# Appoline won her first leg!!



## VincekFarm (Jun 27, 2011)

I am sooo proud of my little goat, she won GCH and BOB as only a second freshener at Fonda Fair yesterday.
It figures that this was the one show that we didn't bring our camera to!! :hair: 
The judge, Patricia Riccotta just loved her mammary system and wouldn't stop looking at it!!


----------



## ThreeHavens (Oct 20, 2011)

That's fantastic!!


----------



## WalnutGroveFarm (Sep 27, 2008)

Congrats that is great!


----------



## toth boer goats (Jul 20, 2008)

That is terrific :leap:


----------



## caprine crazy (Jun 12, 2012)

Congrats!

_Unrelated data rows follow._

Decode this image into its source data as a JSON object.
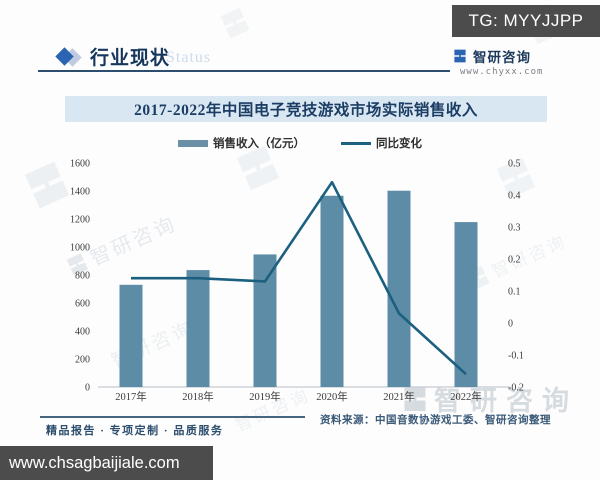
{
  "overlay": {
    "tg_label": "TG: MYYJJPP",
    "website_label": "www.chsagbaijiale.com"
  },
  "header": {
    "title": "行业现状",
    "watermark_text": "Status",
    "brand": {
      "name": "智研咨询",
      "url": "www.chyxx.com"
    }
  },
  "chart_title": "2017-2022年中国电子竞技游戏市场实际销售收入",
  "legend": [
    {
      "label": "销售收入（亿元）",
      "type": "bar"
    },
    {
      "label": "同比变化",
      "type": "line"
    }
  ],
  "chart_data": {
    "type": "bar",
    "title": "2017-2022年中国电子竞技游戏市场实际销售收入",
    "categories": [
      "2017年",
      "2018年",
      "2019年",
      "2020年",
      "2021年",
      "2022年"
    ],
    "series": [
      {
        "name": "销售收入（亿元）",
        "type": "bar",
        "axis": "left",
        "values": [
          730,
          835,
          947,
          1366,
          1402,
          1178
        ]
      },
      {
        "name": "同比变化",
        "type": "line",
        "axis": "right",
        "values": [
          0.14,
          0.14,
          0.13,
          0.44,
          0.03,
          -0.16
        ]
      }
    ],
    "xlabel": "",
    "ylabel_left": "销售收入（亿元）",
    "ylabel_right": "同比变化",
    "left_axis": {
      "min": 0,
      "max": 1600,
      "step": 200
    },
    "right_axis": {
      "min": -0.2,
      "max": 0.5,
      "step": 0.1
    },
    "grid": false,
    "legend_position": "top"
  },
  "footer": {
    "tagline": "精品报告 · 专项定制 · 品质服务",
    "source": "资料来源：中国音数协游戏工委、智研咨询整理"
  },
  "watermark": {
    "text": "智研咨询"
  },
  "colors": {
    "bar": "#5d8ca6",
    "line": "#1c607f",
    "banner_bg": "#d9e7f3",
    "accent_navy": "#16365c",
    "diamond_blue": "#2a64b2",
    "box_gray": "#4c4c4c",
    "axis_text": "#3a3a3a",
    "baseline": "#c6ccd2"
  }
}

That's really exciting!


----------



## meluvgoats (Apr 19, 2012)

AWESOME!!!! :greengrin:


----------



## J.O.Y. Farm (Jan 10, 2012)

CONGRATS!!!! So happy for you!!! Do we get to see the winning udder?!?!LOL!


----------



## RMADairyGoats (Jun 20, 2011)

Congrats! That's awesome!


----------



## MAW (Oct 13, 2011)

Congratulations!! :leap: :leap:


----------



## VincekFarm (Jun 27, 2011)

J.O.Y. Farm said:


> CONGRATS!!!! So happy for you!!! Do we get to see the winning udder?!?!LOL!


Yes.. sorry for the delay my camera has been broken and I needed to take pictures of her fore udder and of her!

-She is nursing a kid in this picuture.. that I just took today so pardon her udder. 









-This is her fore udder









-This is her rear udder










I'm sorry about the obnoxious sizes!! :ROFL:


----------



## ThreeHavens (Oct 20, 2011)

Wow! Do you have a website? I'd like to bookmark it.


----------



## ksalvagno (Oct 6, 2009)

Very nice looking girl! Congrats!


----------



## J.O.Y. Farm (Jan 10, 2012)

Beautiful!! :drool:


----------



## VincekFarm (Jun 27, 2011)

Woodhavenfarm said:


> Wow! Do you have a website? I'd like to bookmark it.


I finally ended up making a website... after what seems like forever here it is! LOL.

http://czizik72.wix.com/vincekfarm


----------



## ThreeHavens (Oct 20, 2011)

Wow, nice website!


----------



## ksalvagno (Oct 6, 2009)

Very nice! :thumbup:


----------



## Twisted Vines Farm (Jun 11, 2011)

Pretty girl! Congrats!!!


----------